Knockdown of the glutamate-gated chloride channel gene decreases emamectin benzoate susceptibility in the fall armyworm, Spodoptera frugiperda.

Emamectin benzoate (EB), a derivative of avermectin, is the primary insecticide used to control the fall armyworm (FAW) in China. However, the specific molecular targets of EB against FAW remain unclear. In this study, we cloned the glutamate-gated chloride channel (GluCl) gene, which is known to be a primary molecular target for avermectin. We first investigated the transcript levels of SfGluCl in FAW and found that the expression level of SfGluCl in the head and nerve cord was significantly higher than that in other tissues. Furthermore, we found that the expression level of SfGluCl was significantly higher in eggs than that in other developmental stages, including larvae, pupae, and adults. Additionally, we identified three variable splice forms of SfGluCl in exons 3 and 9 and found that their splice frequencies remained unaffected by treatment with the LC50 of EB. RNAi mediated knockdown of SfGluCl showed a significant reduction of 42% and 65% after 48 and 72 h of dsRNA feeding, respectively. Importantly, knockdown of SfGluCl sifgnificantly reduced LC50 and LC90 EB treatment induced mortality of FAW larvae by 15% and 44%, respectively, compared to the control group feeding by dsEGFP. In contrast, there were no significant changes in the mortality of FAW larvae treated with the control insecticides chlorantraniliprole and spinetoram. Finally, molecular docking simulations revealed that EB bound to the large amino-terminal extracellular domain of SfGluCl by forming five hydrogen bonds, two alkyl hydrophobic interactions and one salt bridge. These findings strongly suggest that GluCl may serve as one of the molecular targets of EB in FAW, shedding light on the mode of action of this important insecticide.

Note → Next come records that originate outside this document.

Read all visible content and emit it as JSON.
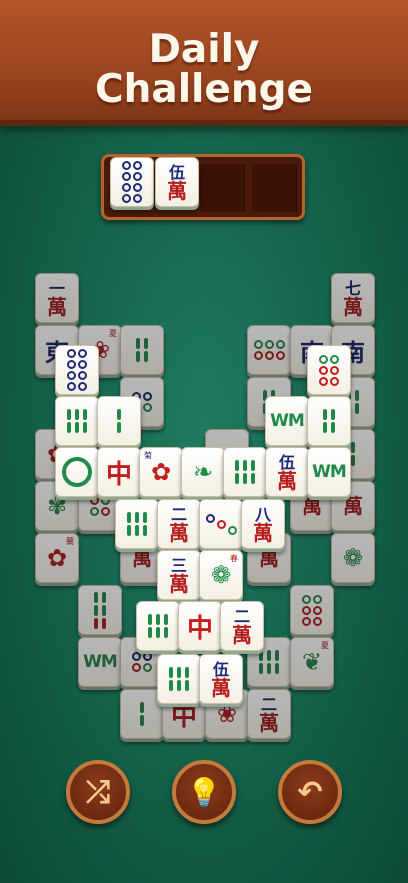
{
  "header": {
    "line1": "Daily",
    "line2": "Challenge"
  },
  "tray": {
    "tiles": [
      {
        "kind": "circles",
        "count": 8
      },
      {
        "kind": "wan",
        "top": "伍",
        "bottom": "萬"
      }
    ],
    "capacity": 4
  },
  "tiles_text": {
    "yi": "一",
    "wan": "萬",
    "qi": "七",
    "dong": "東",
    "nan": "南",
    "zhong": "中",
    "wu": "伍",
    "er": "二",
    "san": "三",
    "ba": "八",
    "xia": "夏",
    "chun": "春",
    "ju": "菊",
    "lan": "蘭"
  },
  "controls": {
    "shuffle_icon": "shuffle-icon",
    "hint_icon": "lightbulb-icon",
    "undo_icon": "undo-icon"
  },
  "colors": {
    "header": "#9c4620",
    "felt": "#146049",
    "tray_border": "#b4652c",
    "tile": "#f4efe2"
  }
}
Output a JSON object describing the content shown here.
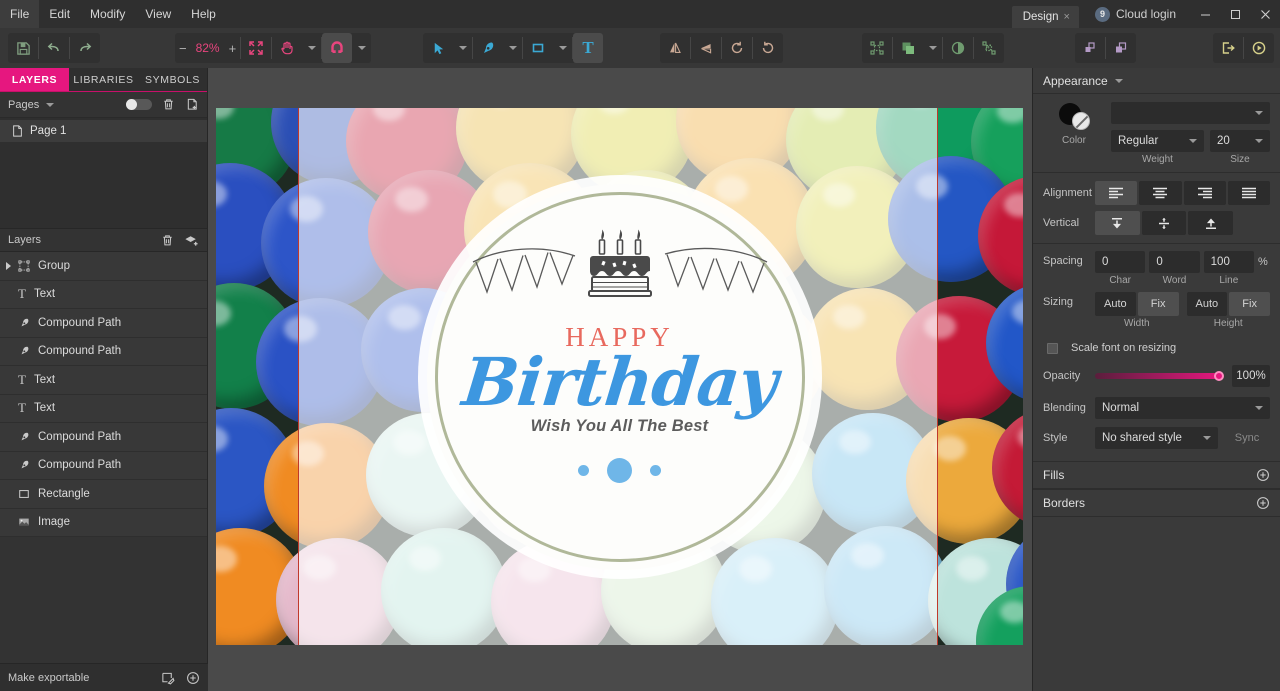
{
  "menu": {
    "items": [
      "File",
      "Edit",
      "Modify",
      "View",
      "Help"
    ],
    "design_tab": "Design",
    "design_tab_close": "×",
    "cloud_login": "Cloud login",
    "cloud_badge": "9",
    "minimize": "—",
    "maximize": "☐",
    "close": "✕"
  },
  "toolbar": {
    "save_icon": "save-icon",
    "undo_icon": "undo-icon",
    "redo_icon": "redo-icon",
    "zoom_minus": "−",
    "zoom_value": "82%",
    "zoom_plus": "+",
    "fit_icon": "fit-to-screen-icon",
    "hand_icon": "hand-tool-icon",
    "magnet_icon": "snap-magnet-icon",
    "select_icon": "select-arrow-icon",
    "pen_icon": "pen-tool-icon",
    "rect_icon": "rectangle-tool-icon",
    "text_icon": "T",
    "flip_h_icon": "flip-horizontal-icon",
    "flip_v_icon": "flip-vertical-icon",
    "rotate_ccw_icon": "rotate-counterclockwise-icon",
    "rotate_cw_icon": "rotate-clockwise-icon",
    "group_icon": "group-icon",
    "arrange_icon": "arrange-icon",
    "mask_icon": "mask-icon",
    "boolean_icon": "boolean-ops-icon",
    "scale_icon": "scale-icon",
    "duplicate_icon": "duplicate-icon",
    "export_icon": "export-icon",
    "preview_icon": "preview-play-icon"
  },
  "left_panel": {
    "tabs": [
      {
        "label": "LAYERS",
        "active": true
      },
      {
        "label": "LIBRARIES",
        "active": false
      },
      {
        "label": "SYMBOLS",
        "active": false
      }
    ],
    "pages_label": "Pages",
    "pages_delete_icon": "trash-icon",
    "pages_add_icon": "add-page-icon",
    "pages": [
      {
        "name": "Page 1",
        "icon": "page-icon"
      }
    ],
    "layers_label": "Layers",
    "layers_delete_icon": "trash-icon",
    "layers_add_icon": "add-layer-icon",
    "layers": [
      {
        "name": "Group",
        "icon": "group-icon",
        "expandable": true
      },
      {
        "name": "Text",
        "icon": "text-icon",
        "expandable": false
      },
      {
        "name": "Compound Path",
        "icon": "path-icon",
        "expandable": false
      },
      {
        "name": "Compound Path",
        "icon": "path-icon",
        "expandable": false
      },
      {
        "name": "Text",
        "icon": "text-icon",
        "expandable": false
      },
      {
        "name": "Text",
        "icon": "text-icon",
        "expandable": false
      },
      {
        "name": "Compound Path",
        "icon": "path-icon",
        "expandable": false
      },
      {
        "name": "Compound Path",
        "icon": "path-icon",
        "expandable": false
      },
      {
        "name": "Rectangle",
        "icon": "rectangle-icon",
        "expandable": false
      },
      {
        "name": "Image",
        "icon": "image-icon",
        "expandable": false
      }
    ],
    "make_exportable": "Make exportable",
    "export_slice_icon": "export-slice-icon",
    "export_add_icon": "plus-circle-icon"
  },
  "canvas": {
    "artwork": {
      "headline": "HAPPY",
      "script": "Birthday",
      "subtitle": "Wish You All The Best",
      "cake_icon": "birthday-cake-icon",
      "bunting_left_icon": "bunting-flags-icon",
      "bunting_right_icon": "bunting-flags-icon",
      "headline_color": "#e8695e",
      "script_color": "#3d97e0",
      "subtitle_color": "#5c5c5c",
      "dot_color": "#6fb6e8"
    }
  },
  "right_panel": {
    "title": "Appearance",
    "collapse_icon": "chevron-down-icon",
    "font_family": "",
    "color_label": "Color",
    "weight_value": "Regular",
    "weight_caption": "Weight",
    "size_value": "20",
    "size_caption": "Size",
    "alignment_label": "Alignment",
    "alignment_options": [
      "align-left-icon",
      "align-center-icon",
      "align-right-icon",
      "align-justify-icon"
    ],
    "alignment_active": 0,
    "vertical_label": "Vertical",
    "vertical_options": [
      "valign-top-icon",
      "valign-middle-icon",
      "valign-bottom-icon"
    ],
    "vertical_active": 0,
    "spacing_label": "Spacing",
    "spacing_char": "0",
    "spacing_word": "0",
    "spacing_line": "100",
    "spacing_unit": "%",
    "spacing_char_caption": "Char",
    "spacing_word_caption": "Word",
    "spacing_line_caption": "Line",
    "sizing_label": "Sizing",
    "width_auto": "Auto",
    "width_fix": "Fix",
    "width_caption": "Width",
    "height_auto": "Auto",
    "height_fix": "Fix",
    "height_caption": "Height",
    "scale_font_label": "Scale font on resizing",
    "opacity_label": "Opacity",
    "opacity_value": "100%",
    "blending_label": "Blending",
    "blending_value": "Normal",
    "style_label": "Style",
    "style_value": "No shared style",
    "sync_label": "Sync",
    "fills_label": "Fills",
    "fills_add_icon": "plus-circle-icon",
    "borders_label": "Borders",
    "borders_add_icon": "plus-circle-icon"
  },
  "colors": {
    "accent_pink": "#e6177f",
    "tool_cyan": "#3ba9d4",
    "zoom_pink": "#e8457e"
  }
}
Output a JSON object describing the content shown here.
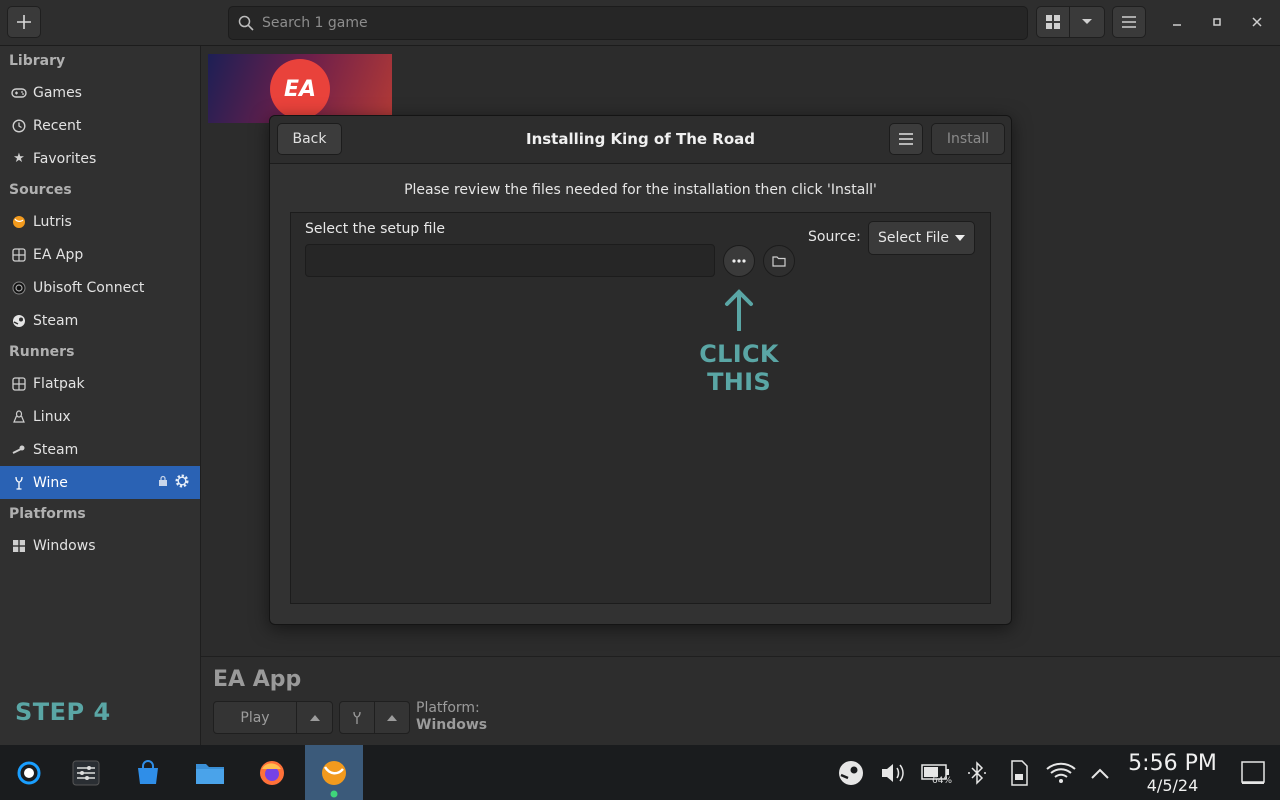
{
  "header": {
    "search_placeholder": "Search 1 game"
  },
  "sidebar": {
    "sections": [
      {
        "title": "Library",
        "items": [
          {
            "label": "Games",
            "icon": "gamepad-icon"
          },
          {
            "label": "Recent",
            "icon": "clock-icon"
          },
          {
            "label": "Favorites",
            "icon": "star-icon"
          }
        ]
      },
      {
        "title": "Sources",
        "items": [
          {
            "label": "Lutris",
            "icon": "lutris-icon"
          },
          {
            "label": "EA App",
            "icon": "ea-app-icon"
          },
          {
            "label": "Ubisoft Connect",
            "icon": "ubisoft-icon"
          },
          {
            "label": "Steam",
            "icon": "steam-icon"
          }
        ]
      },
      {
        "title": "Runners",
        "items": [
          {
            "label": "Flatpak",
            "icon": "flatpak-icon"
          },
          {
            "label": "Linux",
            "icon": "linux-icon"
          },
          {
            "label": "Steam",
            "icon": "steam-runner-icon"
          },
          {
            "label": "Wine",
            "icon": "wine-icon",
            "selected": true
          }
        ]
      },
      {
        "title": "Platforms",
        "items": [
          {
            "label": "Windows",
            "icon": "windows-icon"
          }
        ]
      }
    ],
    "step_label": "STEP 4"
  },
  "dialog": {
    "back_label": "Back",
    "title": "Installing King of The Road",
    "install_label": "Install",
    "review_text": "Please review the files needed for the installation then click 'Install'",
    "setup_label": "Select the setup file",
    "source_label": "Source:",
    "source_value": "Select File",
    "annotation": "CLICK THIS"
  },
  "game_bar": {
    "title": "EA App",
    "play_label": "Play",
    "platform_label": "Platform:",
    "platform_value": "Windows"
  },
  "taskbar": {
    "time": "5:56 PM",
    "date": "4/5/24",
    "battery": "64%"
  },
  "colors": {
    "accent": "#2a62b4",
    "annotation": "#5aa6a5",
    "ea_red": "#e9423b"
  }
}
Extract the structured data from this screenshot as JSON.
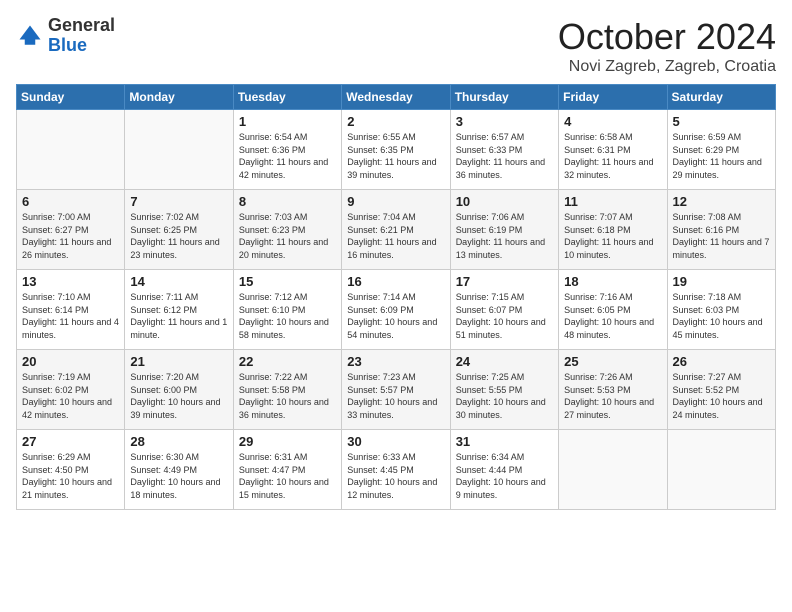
{
  "header": {
    "logo_general": "General",
    "logo_blue": "Blue",
    "month_title": "October 2024",
    "location": "Novi Zagreb, Zagreb, Croatia"
  },
  "days_of_week": [
    "Sunday",
    "Monday",
    "Tuesday",
    "Wednesday",
    "Thursday",
    "Friday",
    "Saturday"
  ],
  "weeks": [
    [
      {
        "day": "",
        "info": ""
      },
      {
        "day": "",
        "info": ""
      },
      {
        "day": "1",
        "info": "Sunrise: 6:54 AM\nSunset: 6:36 PM\nDaylight: 11 hours and 42 minutes."
      },
      {
        "day": "2",
        "info": "Sunrise: 6:55 AM\nSunset: 6:35 PM\nDaylight: 11 hours and 39 minutes."
      },
      {
        "day": "3",
        "info": "Sunrise: 6:57 AM\nSunset: 6:33 PM\nDaylight: 11 hours and 36 minutes."
      },
      {
        "day": "4",
        "info": "Sunrise: 6:58 AM\nSunset: 6:31 PM\nDaylight: 11 hours and 32 minutes."
      },
      {
        "day": "5",
        "info": "Sunrise: 6:59 AM\nSunset: 6:29 PM\nDaylight: 11 hours and 29 minutes."
      }
    ],
    [
      {
        "day": "6",
        "info": "Sunrise: 7:00 AM\nSunset: 6:27 PM\nDaylight: 11 hours and 26 minutes."
      },
      {
        "day": "7",
        "info": "Sunrise: 7:02 AM\nSunset: 6:25 PM\nDaylight: 11 hours and 23 minutes."
      },
      {
        "day": "8",
        "info": "Sunrise: 7:03 AM\nSunset: 6:23 PM\nDaylight: 11 hours and 20 minutes."
      },
      {
        "day": "9",
        "info": "Sunrise: 7:04 AM\nSunset: 6:21 PM\nDaylight: 11 hours and 16 minutes."
      },
      {
        "day": "10",
        "info": "Sunrise: 7:06 AM\nSunset: 6:19 PM\nDaylight: 11 hours and 13 minutes."
      },
      {
        "day": "11",
        "info": "Sunrise: 7:07 AM\nSunset: 6:18 PM\nDaylight: 11 hours and 10 minutes."
      },
      {
        "day": "12",
        "info": "Sunrise: 7:08 AM\nSunset: 6:16 PM\nDaylight: 11 hours and 7 minutes."
      }
    ],
    [
      {
        "day": "13",
        "info": "Sunrise: 7:10 AM\nSunset: 6:14 PM\nDaylight: 11 hours and 4 minutes."
      },
      {
        "day": "14",
        "info": "Sunrise: 7:11 AM\nSunset: 6:12 PM\nDaylight: 11 hours and 1 minute."
      },
      {
        "day": "15",
        "info": "Sunrise: 7:12 AM\nSunset: 6:10 PM\nDaylight: 10 hours and 58 minutes."
      },
      {
        "day": "16",
        "info": "Sunrise: 7:14 AM\nSunset: 6:09 PM\nDaylight: 10 hours and 54 minutes."
      },
      {
        "day": "17",
        "info": "Sunrise: 7:15 AM\nSunset: 6:07 PM\nDaylight: 10 hours and 51 minutes."
      },
      {
        "day": "18",
        "info": "Sunrise: 7:16 AM\nSunset: 6:05 PM\nDaylight: 10 hours and 48 minutes."
      },
      {
        "day": "19",
        "info": "Sunrise: 7:18 AM\nSunset: 6:03 PM\nDaylight: 10 hours and 45 minutes."
      }
    ],
    [
      {
        "day": "20",
        "info": "Sunrise: 7:19 AM\nSunset: 6:02 PM\nDaylight: 10 hours and 42 minutes."
      },
      {
        "day": "21",
        "info": "Sunrise: 7:20 AM\nSunset: 6:00 PM\nDaylight: 10 hours and 39 minutes."
      },
      {
        "day": "22",
        "info": "Sunrise: 7:22 AM\nSunset: 5:58 PM\nDaylight: 10 hours and 36 minutes."
      },
      {
        "day": "23",
        "info": "Sunrise: 7:23 AM\nSunset: 5:57 PM\nDaylight: 10 hours and 33 minutes."
      },
      {
        "day": "24",
        "info": "Sunrise: 7:25 AM\nSunset: 5:55 PM\nDaylight: 10 hours and 30 minutes."
      },
      {
        "day": "25",
        "info": "Sunrise: 7:26 AM\nSunset: 5:53 PM\nDaylight: 10 hours and 27 minutes."
      },
      {
        "day": "26",
        "info": "Sunrise: 7:27 AM\nSunset: 5:52 PM\nDaylight: 10 hours and 24 minutes."
      }
    ],
    [
      {
        "day": "27",
        "info": "Sunrise: 6:29 AM\nSunset: 4:50 PM\nDaylight: 10 hours and 21 minutes."
      },
      {
        "day": "28",
        "info": "Sunrise: 6:30 AM\nSunset: 4:49 PM\nDaylight: 10 hours and 18 minutes."
      },
      {
        "day": "29",
        "info": "Sunrise: 6:31 AM\nSunset: 4:47 PM\nDaylight: 10 hours and 15 minutes."
      },
      {
        "day": "30",
        "info": "Sunrise: 6:33 AM\nSunset: 4:45 PM\nDaylight: 10 hours and 12 minutes."
      },
      {
        "day": "31",
        "info": "Sunrise: 6:34 AM\nSunset: 4:44 PM\nDaylight: 10 hours and 9 minutes."
      },
      {
        "day": "",
        "info": ""
      },
      {
        "day": "",
        "info": ""
      }
    ]
  ]
}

Identification and pharmacological characterization of histamine-gated chloride channels in the fall armyworm, Spodoptera frugiperda.

Histamine-gated chloride channels (HACls) mediate fast inhibitory neurotransmission in invertebrate nervous systems and have important roles in light reception, color processing, temperature preference and light-dark cycle. The fall armyworm, Spodoptera frugiperda is a main destructive pest of grain and row crops. However, the pharmacological characterization of HACls in S. frugiperda remain unknown. In this study, we identified two cDNAs encoding SfHACl1 and SfHACl2 in S. frugiperda. They had similar expression patterns and were most abundantly expressed in the head of larvae and at the egg stage. Electrophysiological analysis with the two-electrode voltage clamp method showed that histamine (HA) and γ-aminobutyric acid (GABA) activated inward currents when SfHACls were singly or collectively expressed with different ratios in Xenopus laevis oocytes. These channels were ≥2000-fold more sensitive to HA than to GABA. They were anion-selective channels, which were highly dependent on changes in external chloride concentrations, but insensitive to changes in external sodium concentrations. The insecticides abamectin (ABM) and emamectin benzoate (EB) also activated these channels with the EC50 to SfHACl1 lower than that to SfHACl2. And the EC50s of ABM and EB to the co-expressed channels gradually increased with increase in the injection ratio of SfHACl2 cRNA. Homology models and docking simulations revealed that HA bound to the large amino-terminal extracellular domain of SfHACl1 and SfHACl2 by forming 4 and 2 hydrogen bonds, respectively. The docking simulations of ABM and EB had similar binding sites in the transmembrane regions. Overall, these findings indicated that HACls act as targets for macrolide, and this study provides theoretical guidance for further derivatization of abamectin insecticides.